The psalms are the prayers of the Church and of Jesus, as well as making up a large part of the Jewish services I grew up with. Just about everything you might be feeling can be found in the psalms, which gives you permission, if you need it, not to airbrush your devotions. “Why are you so full of heaviness, O my soul, and why are you so disquieted within me?” Right now it’s because Anna, the vicar of St Bene’t’s in Cambridge has died suddenly at 44. The day after her death, I went into town for the midday mass at her church. Lots of other people had the same idea: all the extra chairs were deployed. It was what’s called a said service—that is, a fully spoken service—which was good. Nobody was up to singing, apart from a baby at the back.
After communion, after the blessing, came the dismissal, but nobody moved.
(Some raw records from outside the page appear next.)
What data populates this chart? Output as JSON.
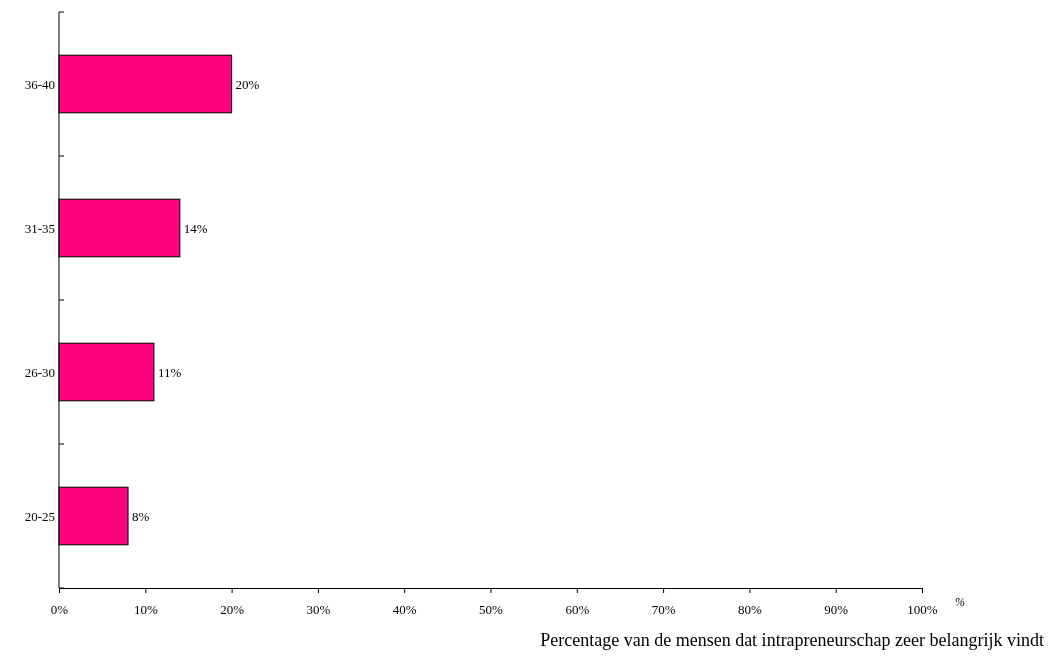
{
  "chart_data": {
    "type": "bar",
    "orientation": "horizontal",
    "categories": [
      "36-40",
      "31-35",
      "26-30",
      "20-25"
    ],
    "values": [
      20,
      14,
      11,
      8
    ],
    "color": "#ff0080",
    "value_labels": [
      "20%",
      "14%",
      "11%",
      "8%"
    ],
    "xlim": [
      0,
      100
    ],
    "xticks": [
      {
        "value": 0,
        "label": "0%"
      },
      {
        "value": 10,
        "label": "10%"
      },
      {
        "value": 20,
        "label": "20%"
      },
      {
        "value": 30,
        "label": "30%"
      },
      {
        "value": 40,
        "label": "40%"
      },
      {
        "value": 50,
        "label": "50%"
      },
      {
        "value": 60,
        "label": "60%"
      },
      {
        "value": 70,
        "label": "70%"
      },
      {
        "value": 80,
        "label": "80%"
      },
      {
        "value": 90,
        "label": "90%"
      },
      {
        "value": 100,
        "label": "100%"
      }
    ],
    "xlabel": "Percentage van de mensen dat intrapreneurschap zeer belangrijk vindt",
    "annotations": [
      "%"
    ],
    "grid": false
  }
}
And I felt something like a high-pressure system of love and grief moving outwards, carrying the common prayer of a hundred or so people towards the world and towards God. Tertullian says of such moments: “No longer does prayer bring an angel of comfort to the heart of a fiery furnace, or close up the mouths of lions, or transport to the hungry food from the fields. No longer does it remove all sense of pain by the grace it wins for others. But it gives the armour of patience to those who suffer, who feel pain, who are distressed. It strengthens the power of grace, so that faith may know what it is suffering for the name of God.”
Wittgenstein, whose religious views were as profound and as odd as Tertullian’s, scribbled in his notebook while on the eastern front: “What do I know about God and the purpose of life?… To pray is to think about the meaning of life.”
Correction: In the print edition of this article Father Miles was mistakenly referred to as Friar Miles.